ArchiveBox
Table of Contents
Overview #
ArchiveBox is a self-hosted web archiving tool that takes a list of URLs and saves snapshots of each page in multiple formats simultaneously. For every URL, it can produce an HTML copy, a PDF rendering, a full-page screenshot, a WARC archive, extracted media files, and a git-tracked history of changes.
Unlike browser extensions that save a single page at a time, ArchiveBox is designed for bulk archiving – it can ingest URLs from bookmarks exports, browser history, RSS feeds, Pocket, Pinboard, or plain text lists. It runs as a local server with a web UI, CLI, and REST API.
Key Features #
- Multiple output formats – for each URL, ArchiveBox can save:
- Static HTML (wget mirror)
- Single-file HTML (via SingleFile)
- PDF rendering (via headless Chromium)
- Full-page screenshot (PNG)
- WARC archive (for replay with tools like ReplayWeb.page)
- Extracted audio/video/images
- Git history of page changes over time
- Plain text extraction
- DOM dump
- Bulk import – accepts URLs from browser bookmarks (Chrome, Firefox), Pocket, Pinboard, RSS/Atom feeds, browser history databases, or plain text files.
- Web UI and API – Django-based web interface for browsing archives, searching content, and managing snapshots. REST API for programmatic access.
- Scheduling – built-in scheduler for periodic re-archiving of URLs.

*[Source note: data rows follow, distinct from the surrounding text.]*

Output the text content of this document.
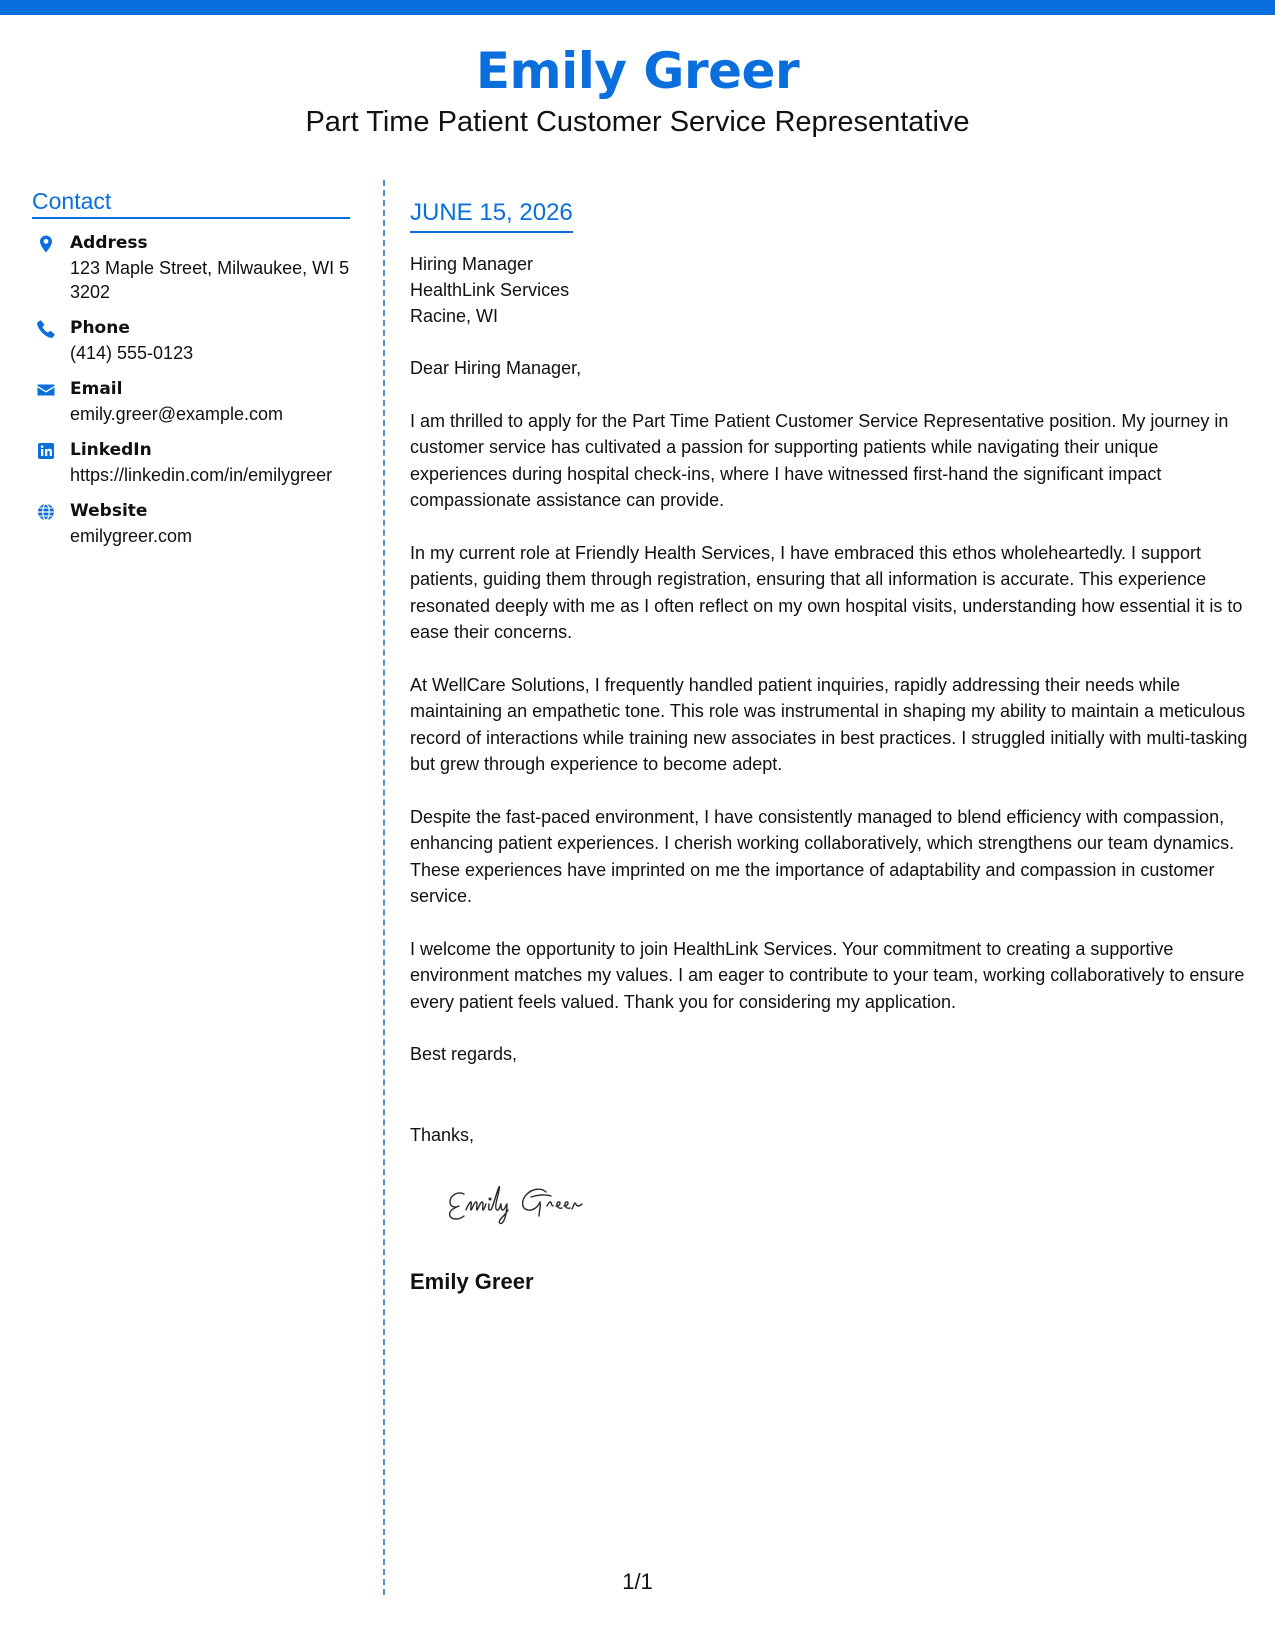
Emily Greer
Part Time Patient Customer Service Representative
Contact
Address
123 Maple Street, Milwaukee, WI 53202
Phone
(414) 555-0123
Email
emily.greer@example.com
LinkedIn
https://linkedin.com/in/emilygreer
Website
emilygreer.com
JUNE 15, 2026
Hiring Manager
HealthLink Services
Racine, WI
Dear Hiring Manager,
I am thrilled to apply for the Part Time Patient Customer Service Representative position. My journey in customer service has cultivated a passion for supporting patients while navigating their unique experiences during hospital check-ins, where I have witnessed first-hand the significant impact compassionate assistance can provide.
In my current role at Friendly Health Services, I have embraced this ethos wholeheartedly. I support patients, guiding them through registration, ensuring that all information is accurate. This experience resonated deeply with me as I often reflect on my own hospital visits, understanding how essential it is to ease their concerns.
At WellCare Solutions, I frequently handled patient inquiries, rapidly addressing their needs while maintaining an empathetic tone. This role was instrumental in shaping my ability to maintain a meticulous record of interactions while training new associates in best practices. I struggled initially with multi-tasking but grew through experience to become adept.
Despite the fast-paced environment, I have consistently managed to blend efficiency with compassion, enhancing patient experiences. I cherish working collaboratively, which strengthens our team dynamics. These experiences have imprinted on me the importance of adaptability and compassion in customer service.
I welcome the opportunity to join HealthLink Services. Your commitment to creating a supportive environment matches my values. I am eager to contribute to your team, working collaboratively to ensure every patient feels valued. Thank you for considering my application.
Best regards,
Thanks,
Emily Greer
1/1
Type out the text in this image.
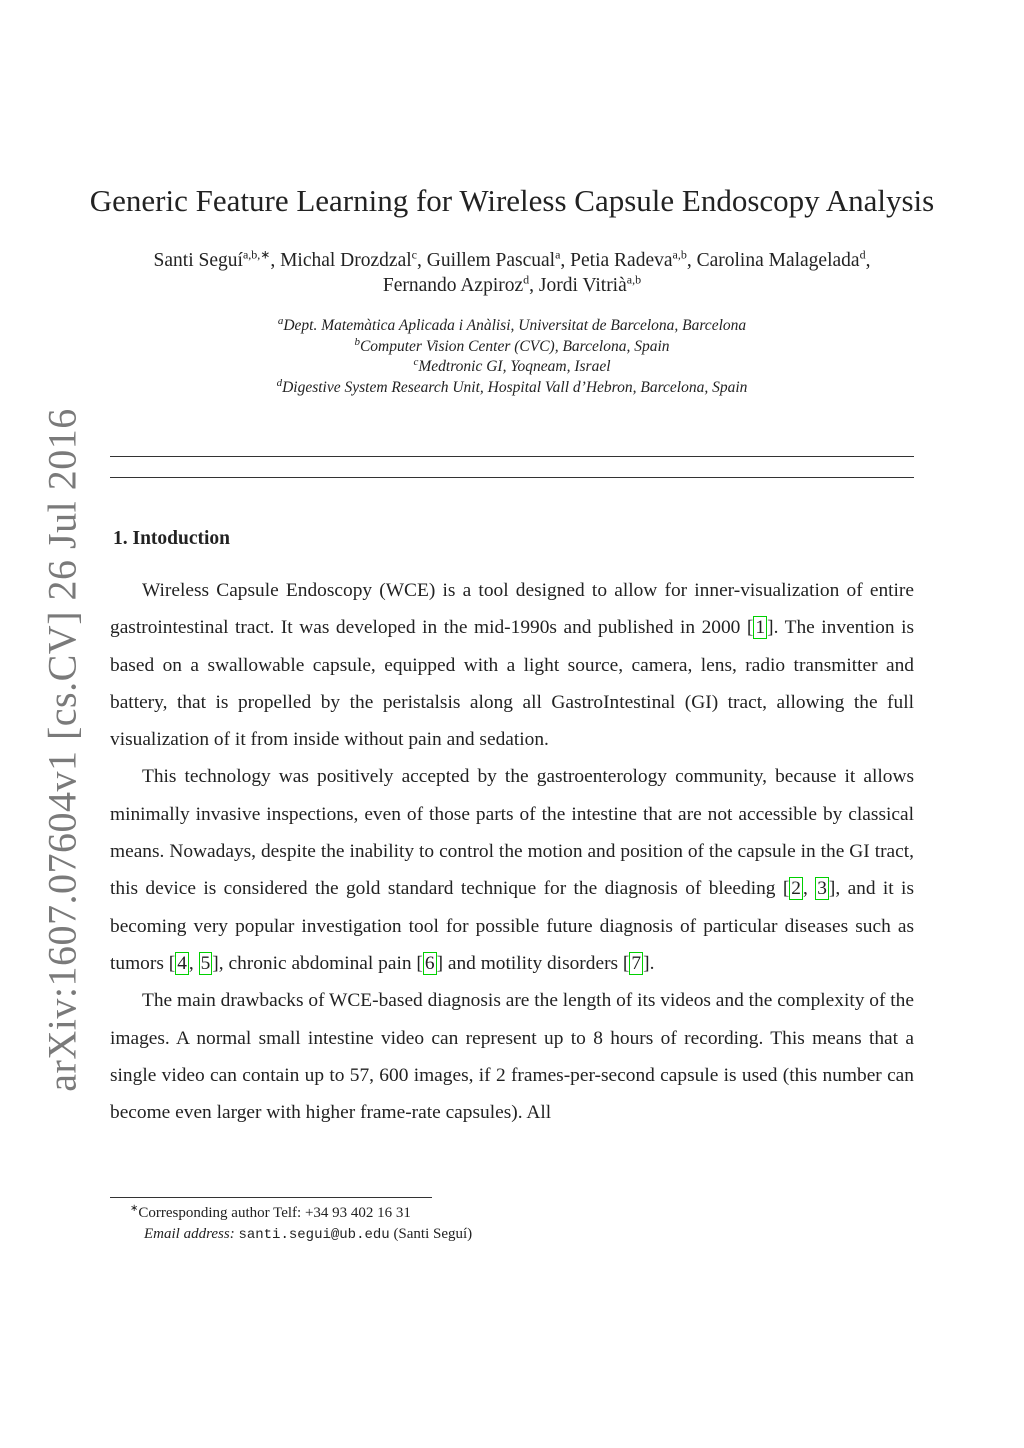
arXiv:1607.07604v1 [cs.CV] 26 Jul 2016
Generic Feature Learning for Wireless Capsule Endoscopy Analysis
Santi Seguí$^{a,b,∗}$, Michal Drozdzal$^c$, Guillem Pascual$^a$, Petia Radeva$^{a,b}$, Carolina Malagelada$^d$, Fernando Azpiroz$^d$, Jordi Vitrià$^{a,b}$
$^a$Dept. Matemàtica Aplicada i Anàlisi, Universitat de Barcelona, Barcelona
$^b$Computer Vision Center (CVC), Barcelona, Spain
$^c$Medtronic GI, Yoqneam, Israel
$^d$Digestive System Research Unit, Hospital Vall d’Hebron, Barcelona, Spain
1. Intoduction

Wireless Capsule Endoscopy (WCE) is a tool designed to allow for inner-visualization of entire gastrointestinal tract. It was developed in the mid-1990s and published in 2000 [ 1 ]. The invention is based on a swallowable capsule, equipped with a light source, camera, lens, radio transmitter and battery, that is propelled by the peristalsis along all GastroIntestinal (GI) tract, allowing the full visualization of it from inside without pain and sedation.

This technology was positively accepted by the gastroenterology community, because it allows minimally invasive inspections, even of those parts of the intestine that are not accessible by classical means. Nowadays, despite the inability to control the motion and position of the capsule in the GI tract, this device is considered the gold standard technique for the diagnosis of bleeding [ 2 , 3 ], and it is becoming very popular investigation tool for possible future diagnosis of particular diseases such as tumors [ 4 , 5 ], chronic abdominal pain [ 6 ] and motility disorders [ 7 ].

The main drawbacks of WCE-based diagnosis are the length of its videos and the complexity of the images. A normal small intestine video can represent up to 8 hours of recording. This means that a single video can contain up to 57, 600 images, if 2 frames-per-second capsule is used (this number can become even larger with higher frame-rate capsules). All

∗Corresponding author Telf: +34 93 402 16 31
Email address: santi.segui@ub.edu (Santi Seguí)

- Full-text search – search across archived page content using Sonic or Ripgrep backends.
- Self-hosted – runs on your own hardware; no third-party dependencies for archiving. Docker or bare-metal installation.
- Deduplication – detects and avoids re-archiving identical content.
Basic Usage #
# Install via pip or Docker
pip install archivebox
# Initialize an archive
mkdir ~/web-archive && cd ~/web-archive
archivebox init
# Add URLs
archivebox add "https://example.com/important-page"
# Import from bookmarks
archivebox add < bookmarks.html
# Import from a text file of URLs
archivebox add < urls.txt
# Start the web UI
archivebox server 0.0.0.0:8000
Output Structure #
ArchiveBox organizes its output by URL hash:
archive/
1707123456.789/ # timestamp-based snapshot ID
index.json # metadata (URL, title, timestamps, status)
singlefile.html # self-contained HTML
output.pdf # PDF rendering
screenshot.png # full-page screenshot
warc/ # WARC archive
media/ # extracted media files
git/ # git-tracked page history
readability/ # extracted article text
git-annex / DataLad Integration #
Integration level: external.
ArchiveBox manages its own storage and does not directly integrate with git-annex or DataLad. However, its output directory can be imported into a DataLad dataset for version-controlled, distributed archival.
Importing ArchiveBox Output into git-annex #
# Create a DataLad dataset for web archives
datalad create web-archive
cd web-archive
# Configure git-annex to handle ArchiveBox output appropriately
# Large files (PDFs, screenshots, WARCs, media) go to annex
# Small files (index.json, readability text) go to git
cat >> .gitattributes << 'EOF'
*.pdf annex.largefiles=anything
*.png annex.largefiles=anything
*.warc annex.largefiles=anything
*.warc.gz annex.largefiles=anything
*.mp4 annex.largefiles=anything
*.mp3 annex.largefiles=anything
singlefile.html annex.largefiles=anything
index.json annex.largefiles=nothing
EOF
# Copy ArchiveBox output into the dataset
cp -r ~/web-archive/archive/ ./archive/
# Save with DataLad
datalad save -m "Import ArchiveBox snapshots"
Periodic Archival Workflow #
# Run ArchiveBox to update archives
archivebox add < new-urls.txt
# Sync changes into the DataLad dataset
rsync -av ~/web-archive/archive/ ./archive/
datalad save -m "Update web archive $(date +%Y-%m-%d)"
For a more automated approach, wrap the archiving step with datalad run
to record the full provenance of each archival operation.
AI Readiness #
Level: ai-partial.
ArchiveBox produces a mix of AI-friendly and AI-challenging outputs:
AI-ready components:
index.json– structured metadata (URL, title, timestamps, tags) is immediately parseable.- Readability-extracted text – clean article text stripped of navigation and boilerplate.
- Plain text extractions – directly consumable by LLMs.
AI-partial components:
singlefile.html– contains the full page content but mixed with styling, scripts, and layout markup. Useful but noisy for LLM consumption.- PDF renderings – require PDF text extraction for LLM use.
AI-manual components:
- Screenshots (PNG) – require OCR or vision models.
- WARC archives – require specialized tools to extract and replay content.
- Media files – require transcription for audio/video.
The readability extraction and plain text outputs are the most valuable
for AI workflows. For building a searchable knowledge base from archived
web pages, the text extractions plus index.json metadata provide a solid
foundation for RAG (retrieval-augmented generation) pipelines.